While iostat helps us understand device activity, lsof allows us to identify specific processes that have files open on the /dev/dm-3 mount point, i.e., /media/francesco/106bfc11-23d5-49c1-8c10-953cbb082a14:
$ lsof | { head -1 ; grep /media/francesco/106bfc11-23d5-49c1-8c10-953cbb082a14 ; }
COMMAND PID [...] USER FD [...] NAME
nemo 393849 [...] francesco 23r [...] /media/francesco/[...]/file1.7z
nemo 393849 [...] francesco 24w [...] /media/francesco/[...]/file2.7z
[...]
This output means that the nemo command, which is the default file manager in Cinnamon and GNOME, is reading file1.7z and writing file2.7z.

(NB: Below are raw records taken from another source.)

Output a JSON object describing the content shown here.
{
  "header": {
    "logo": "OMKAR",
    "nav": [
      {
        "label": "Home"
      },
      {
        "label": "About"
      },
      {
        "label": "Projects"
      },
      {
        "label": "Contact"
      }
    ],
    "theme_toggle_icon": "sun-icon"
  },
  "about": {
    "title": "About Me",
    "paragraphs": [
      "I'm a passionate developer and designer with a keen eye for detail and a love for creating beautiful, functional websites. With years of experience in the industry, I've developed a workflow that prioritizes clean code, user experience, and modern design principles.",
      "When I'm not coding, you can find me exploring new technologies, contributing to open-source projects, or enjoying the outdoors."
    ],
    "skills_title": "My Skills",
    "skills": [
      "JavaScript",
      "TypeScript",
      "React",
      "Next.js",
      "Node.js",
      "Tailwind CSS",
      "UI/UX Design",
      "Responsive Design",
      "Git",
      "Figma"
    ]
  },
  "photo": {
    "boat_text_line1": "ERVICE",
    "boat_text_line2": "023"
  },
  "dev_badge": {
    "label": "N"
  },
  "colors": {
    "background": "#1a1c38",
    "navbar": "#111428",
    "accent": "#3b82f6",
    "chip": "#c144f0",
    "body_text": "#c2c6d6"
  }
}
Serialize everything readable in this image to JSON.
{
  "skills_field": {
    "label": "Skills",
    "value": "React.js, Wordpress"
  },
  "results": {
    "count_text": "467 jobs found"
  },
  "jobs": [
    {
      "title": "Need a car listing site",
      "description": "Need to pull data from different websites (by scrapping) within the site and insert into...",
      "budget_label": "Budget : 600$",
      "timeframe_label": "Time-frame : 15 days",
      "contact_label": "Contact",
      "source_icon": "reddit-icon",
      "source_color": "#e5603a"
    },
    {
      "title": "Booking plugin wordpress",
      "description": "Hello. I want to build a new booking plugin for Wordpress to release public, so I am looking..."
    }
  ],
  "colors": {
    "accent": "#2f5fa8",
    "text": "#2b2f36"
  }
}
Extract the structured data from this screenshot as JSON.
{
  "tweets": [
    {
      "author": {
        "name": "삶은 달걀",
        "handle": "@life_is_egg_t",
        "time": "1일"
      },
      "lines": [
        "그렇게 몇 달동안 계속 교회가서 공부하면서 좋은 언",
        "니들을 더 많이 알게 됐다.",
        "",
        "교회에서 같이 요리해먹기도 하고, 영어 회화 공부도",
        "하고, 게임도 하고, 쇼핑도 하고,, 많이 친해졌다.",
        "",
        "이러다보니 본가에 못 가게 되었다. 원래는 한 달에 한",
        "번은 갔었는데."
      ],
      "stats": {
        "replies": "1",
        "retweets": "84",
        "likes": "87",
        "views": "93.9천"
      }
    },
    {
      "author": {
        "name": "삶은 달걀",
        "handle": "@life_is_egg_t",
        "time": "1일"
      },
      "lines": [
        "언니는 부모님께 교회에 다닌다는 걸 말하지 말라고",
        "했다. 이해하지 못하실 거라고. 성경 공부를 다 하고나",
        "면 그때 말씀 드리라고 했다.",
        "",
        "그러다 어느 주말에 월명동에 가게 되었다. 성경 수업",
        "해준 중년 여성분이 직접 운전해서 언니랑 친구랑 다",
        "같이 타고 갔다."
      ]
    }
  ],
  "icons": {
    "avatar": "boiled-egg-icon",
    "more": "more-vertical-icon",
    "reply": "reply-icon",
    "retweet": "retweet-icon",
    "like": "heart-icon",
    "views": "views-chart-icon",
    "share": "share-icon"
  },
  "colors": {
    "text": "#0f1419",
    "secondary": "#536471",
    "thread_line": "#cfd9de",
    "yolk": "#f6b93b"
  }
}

In this case, it’s just finishing a file copy.
When it’s done, we can check the device I/O statistics again:
$ iostat -d /dev/dm-3 2 5 | { head -3 ; grep dm-3 ; }
Linux 5.15.0-105-generic (asusrog) 05/01/2024 _x86_64_ (8 CPU)
Device tps kB_read/s kB_wrtn/s kB_dscd/s kB_read kB_wrtn kB_dscd
dm-3 27,29 4606,04 3048,04 0,00 449510259 297463396 0
dm-3 66,50 0,00 264,00 0,00 0 528 0
dm-3 0,00 0,00 0,00 0,00 0 0 0
dm-3 0,00 0,00 0,00 0,00 0 0 0
dm-3 0,00 0,00 0,00 0,00 0 0 0
The last three reads of kB_read/s and kB_wrtn/s are 0, so no other processes are using the device and we can safely unmount the USB drive.
2.3. Safely Unmounting the USB Drive
Using the sync command before umount is a recommended practice, although not always strictly necessary. sync forces the system to write all unused data buffers to the drive, ensuring that all pending operations are completed before unmounting the drive. This is especially important to prevent data loss:
$ sync
sync produces no output, but it doesn’t terminate until all operations on all disks have been completed. Therefore, sync may exit immediately or after a few seconds. If it doesn’t exit at all, we need to investigate as in the previous steps.
Once the sync operation is complete, let’s unmount the USB device. We can use the umount command followed by the mount point or by one of the two equivalent device names we identified earlier:
$ umount /dev/dm-3
umount detaches the storage device’s filesystem from the computer’s main filesystem, making it safe to physically remove the device. However, as an extra precaution, let’s wait a few seconds to make sure that the disk LED shows no activity.
Finally, it’s worth noting that depending on the configuration of our Linux machine, some of the commands described so far may require root privileges.
3. Conclusion
In this article, we’ve learned the critical steps and precautions for safely removing USB drives under Linux. We’ve seen how to verify device usage and perform proper unmounting procedures to prevent potential data loss or corruption.
It’s important to remember that the integrity of our data depends heavily on strict adherence to these best practices. In addition, we should take every precaution to avoid physical damage, shock to the disks during use, and power outages.